The Jubilee Syringe Factory at Awa, which we visited, has the capacity to produce 4m syringes a year. It is working at full capacity, in three shifts because orders were flooding in. Its Turkish managers detailed Nigerian supervisors to speak in English; the step-by-step syringe production, coupling and testing process was meticulous. Quality control was rigorous; no defective syringe made it into the packaging section.

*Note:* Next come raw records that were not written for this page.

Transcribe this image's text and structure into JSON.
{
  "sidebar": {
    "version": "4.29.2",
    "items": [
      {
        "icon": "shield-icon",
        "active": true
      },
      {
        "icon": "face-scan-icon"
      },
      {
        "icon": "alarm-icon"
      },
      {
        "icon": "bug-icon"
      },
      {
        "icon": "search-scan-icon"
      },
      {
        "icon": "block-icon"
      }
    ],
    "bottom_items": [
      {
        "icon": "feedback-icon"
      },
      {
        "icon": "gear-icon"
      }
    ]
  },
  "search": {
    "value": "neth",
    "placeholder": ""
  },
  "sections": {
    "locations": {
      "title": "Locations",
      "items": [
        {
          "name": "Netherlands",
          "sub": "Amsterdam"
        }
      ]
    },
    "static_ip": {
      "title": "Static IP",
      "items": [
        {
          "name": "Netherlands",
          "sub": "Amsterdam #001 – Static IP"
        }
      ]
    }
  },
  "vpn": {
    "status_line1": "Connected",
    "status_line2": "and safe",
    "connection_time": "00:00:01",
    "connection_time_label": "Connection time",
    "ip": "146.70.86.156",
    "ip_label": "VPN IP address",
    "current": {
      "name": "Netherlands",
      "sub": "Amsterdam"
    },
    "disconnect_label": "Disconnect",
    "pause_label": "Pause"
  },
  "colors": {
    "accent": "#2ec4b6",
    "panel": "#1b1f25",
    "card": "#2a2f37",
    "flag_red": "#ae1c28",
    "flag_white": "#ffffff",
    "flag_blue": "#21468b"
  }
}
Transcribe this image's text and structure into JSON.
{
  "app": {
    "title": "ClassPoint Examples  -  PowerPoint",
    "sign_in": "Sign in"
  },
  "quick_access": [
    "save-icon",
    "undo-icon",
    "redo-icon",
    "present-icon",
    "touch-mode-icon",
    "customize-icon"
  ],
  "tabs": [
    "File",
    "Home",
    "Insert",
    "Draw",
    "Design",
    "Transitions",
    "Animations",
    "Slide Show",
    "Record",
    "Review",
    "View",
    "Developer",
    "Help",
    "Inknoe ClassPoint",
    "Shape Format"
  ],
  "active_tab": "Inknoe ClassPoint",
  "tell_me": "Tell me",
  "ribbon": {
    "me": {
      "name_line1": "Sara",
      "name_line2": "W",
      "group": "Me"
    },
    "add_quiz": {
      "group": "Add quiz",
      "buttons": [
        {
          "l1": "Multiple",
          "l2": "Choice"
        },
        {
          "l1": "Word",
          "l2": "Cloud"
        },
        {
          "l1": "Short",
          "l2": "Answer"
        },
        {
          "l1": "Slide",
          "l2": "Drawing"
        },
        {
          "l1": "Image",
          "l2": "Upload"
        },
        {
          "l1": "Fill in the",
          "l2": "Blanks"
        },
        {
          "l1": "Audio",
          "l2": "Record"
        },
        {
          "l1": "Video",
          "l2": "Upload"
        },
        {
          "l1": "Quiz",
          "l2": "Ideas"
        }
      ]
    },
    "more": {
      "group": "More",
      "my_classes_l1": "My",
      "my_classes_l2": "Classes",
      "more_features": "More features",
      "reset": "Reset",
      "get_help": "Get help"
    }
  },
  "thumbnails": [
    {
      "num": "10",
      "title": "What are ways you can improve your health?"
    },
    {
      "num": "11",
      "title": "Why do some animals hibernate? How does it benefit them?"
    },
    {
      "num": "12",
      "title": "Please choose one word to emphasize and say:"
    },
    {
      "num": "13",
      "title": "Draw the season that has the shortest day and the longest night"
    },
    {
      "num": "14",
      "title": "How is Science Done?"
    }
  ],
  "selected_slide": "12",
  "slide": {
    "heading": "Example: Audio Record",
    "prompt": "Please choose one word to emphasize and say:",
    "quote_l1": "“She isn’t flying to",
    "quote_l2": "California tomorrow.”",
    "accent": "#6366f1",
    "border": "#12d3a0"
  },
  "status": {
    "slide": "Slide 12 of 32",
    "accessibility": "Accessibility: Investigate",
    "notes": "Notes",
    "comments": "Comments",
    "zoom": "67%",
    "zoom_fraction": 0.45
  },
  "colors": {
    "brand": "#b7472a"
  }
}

We also visited the King’s Flour factory at Awa, which makes flour from imported wheat. It was also very busy when we visited, with two dozen trucks in its yard that either brought wheat or were evacuating flour to customers. Not too far away was the coconut factory, nearing completion, which extracts coconut oil for pharmaceutical, food, cosmetic and other uses. I thought this was very apt because everywhere I looked as we sped through Akwa Ibom’s very wide highways, were palm trees. We visited one remodeled and one brand new hospitals, major flood control project, several highways and flyovers, and witnessed the opening of the one-kilometer-long Ikot Oku Ikono flyover by former President Obasanjo.
On Thursday afternoon, Governor Udom Emmanuel sneaked out of a virtual National Economic Council meeting to have lunch with us. This boyish-looking career banker turned politician had an artfully carved walking stick. He gave a brief speech, saying only ignorant people call for Nigeria’s break up and that he personally wished Nigeria could become bigger than it presently is. In Akwa Ibom, Emmanuel said, “We don’t discriminate against anybody because nobody determined where he was born.”
The governor also said contrary to what some people allege, his administration is not doing so many showcase projects because the state is awash in oil money. He said there is a difference between cash and money, though I think the distinction is only known to a banker of his standing. He also frowned at the 3% provision for oil communities in the Petroleum Industry [PIB] bill, “since it is a percentage of the profit, not the turnover.” In Akwa Ibom, “we cannot catch fish anymore because of oil spills,” the governor said, “so 5% is not too much.”
What about the rumour that Governor Udom Emmanuel, who is in his second term in office, is in the race for President in 2023? Someone raised the subject and the MC said “His Excellency did not hear that.” Indeed, Udom Emmanuel neatly sidestepped the question.